見学者はアルミでできた通路を渡っていく。入り口から左右に分かれ、それがそれぞれ上下3段になって一方通行で次の部屋に続いている。だからここでは47人すべての肖像を見ることができない。半分の数をしかもその多くは上から下から見なければならない。映像のための巨大な空間もまた左右3段に分かれている。そこに立ったまますべての壁面と中央の床に映し出される映像を見る。写真の光の帯が人が立っているところになる。

「未来への橋」と名付けられた立体体験映像の内容は、ベルリンのある日の情景。カメラがアパートを上から1階ずつ部屋をのぞき見するように映し出す。それぞれのスクリーンはそれぞれが繋がって360度のパノラマを作り出す。映像は車の中から外を映す。どうやら解放された西ベルリンに入っていく東の車のようだ。それからさまざまな街の様子が心象風景として映し出され、大音響の効果音とともに見るものの感情を刺激する。

「ちょっと音がうるさすぎたけど、でも・・・・」 映像展示が終わったとき、隣の婦人が満足そうにそう言っていた。



最後の部屋は「モザイク・ドイツ」。
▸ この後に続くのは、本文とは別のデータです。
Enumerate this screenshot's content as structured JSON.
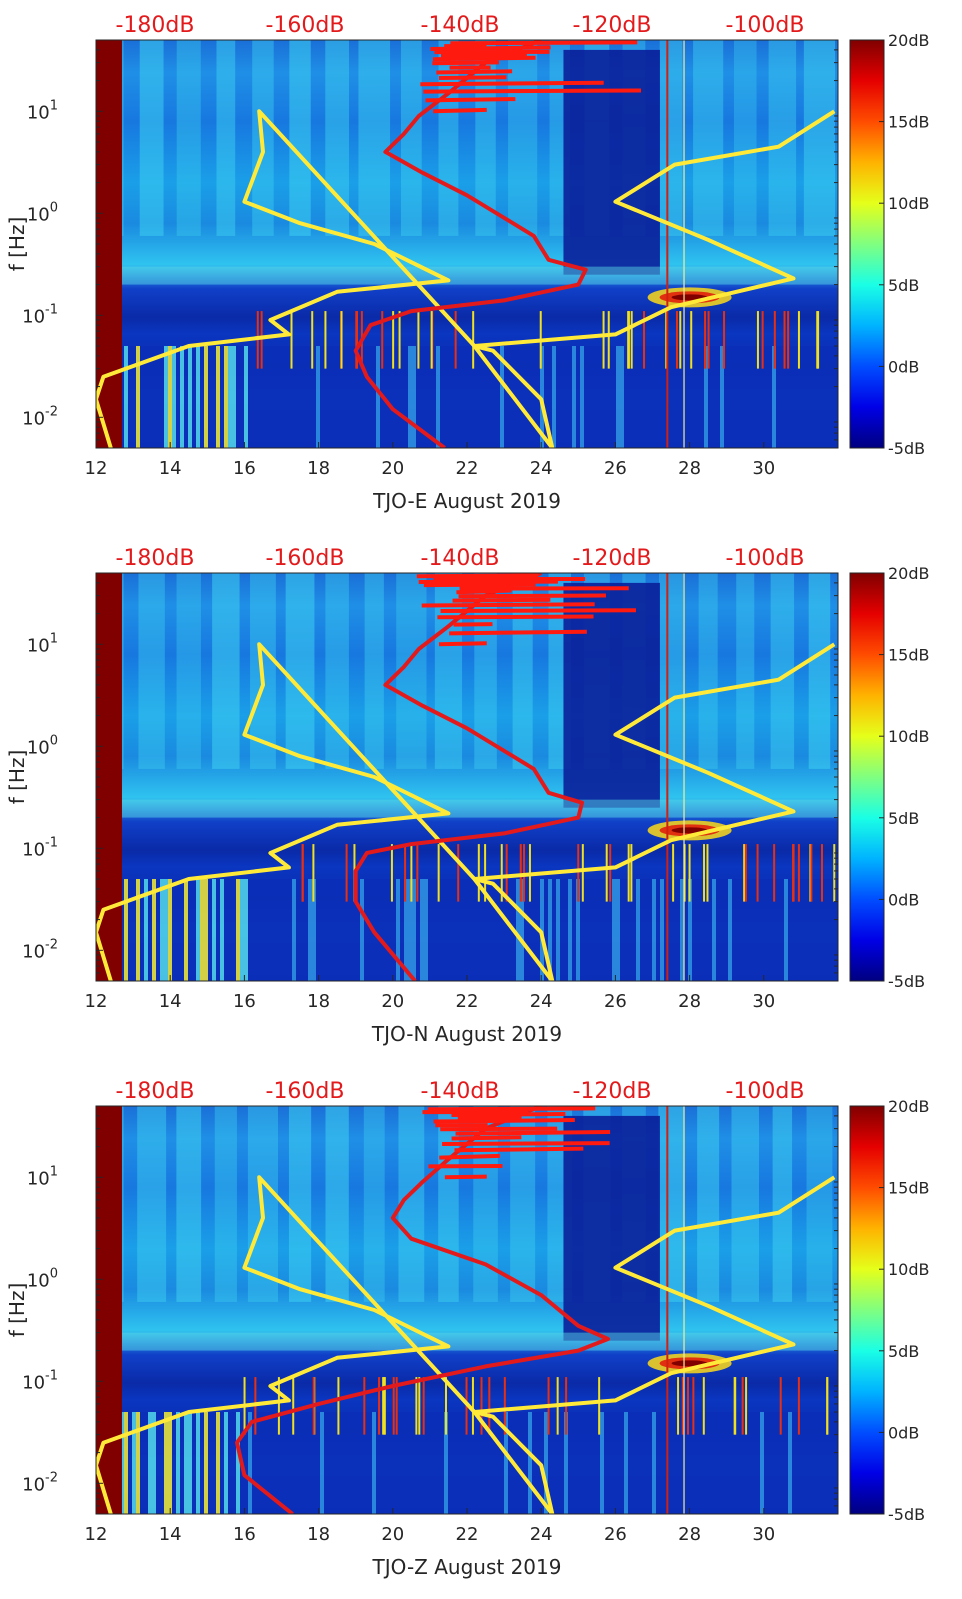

巨大な空間の真ん中に「知識の木」が立ち、その周りを16の州から集められた展示物が取り囲む。各州ごとに展示室があるものだと思っていた私はちょっと面食らったが、展示物のいくつかにも同じように面食らった。「万博でしか見られないもの」など、もはや世界中どこにも存在しないのかもしれない。

写真に写っているのは、シュレスヴィヒ=ホルシュタイン州から「バイキングの船」、ラインラント=プファルツ州から「グーテンベルクの活版印刷機」、ベルリンの壁。そして最後の気持ち悪いのは何でしょう? ザクセン州からのこの奇妙な展示物に興味のある人は、最後に載せたリンクを辿って自分で調べてみては?




・ 我が道を行く? オーストリア

極右政党が政権に加わり、EUの仲間たちから継子扱いされているオーストリアは、今回の万博でも精彩がなかった。自分自身のパビリオンを持たず、共同のホールに間借りしている展示場は、入り口さえ寂しげだった。広い空間に数少ない展示物。「人生芸術の国」と自ら謳いながら、メイン展示の3面スクリーンに映し出される映像は、美しい景色の空撮が続くだけのものだった。



大きなクッションを背中に当て、フカフカのカーペットに足を投げ出しながら、「この自然の美しい国にぜひ観光に来てください」的映像を眺めていた私は、洗練された文化と豊かな自然、そこそこの工業力、オーストリアは頑張ればもっとすごい国になれるのに、でもそれを望まないのが「人生芸術」なのかな、などと考えるのだった。

同じホールのすぐ隣にリヒテンシュタインの展示もあった。小さなスペースを上手に使い、映像と写真とで、このドイツ語圏の愛すべき小国を紹介していた。四方に隙間なく並べられた肖像写真を見ながら、どうせなら3万人にも満たない全国民の小さな写真を並べたら面白いのにと思った。それもまた怖い話か?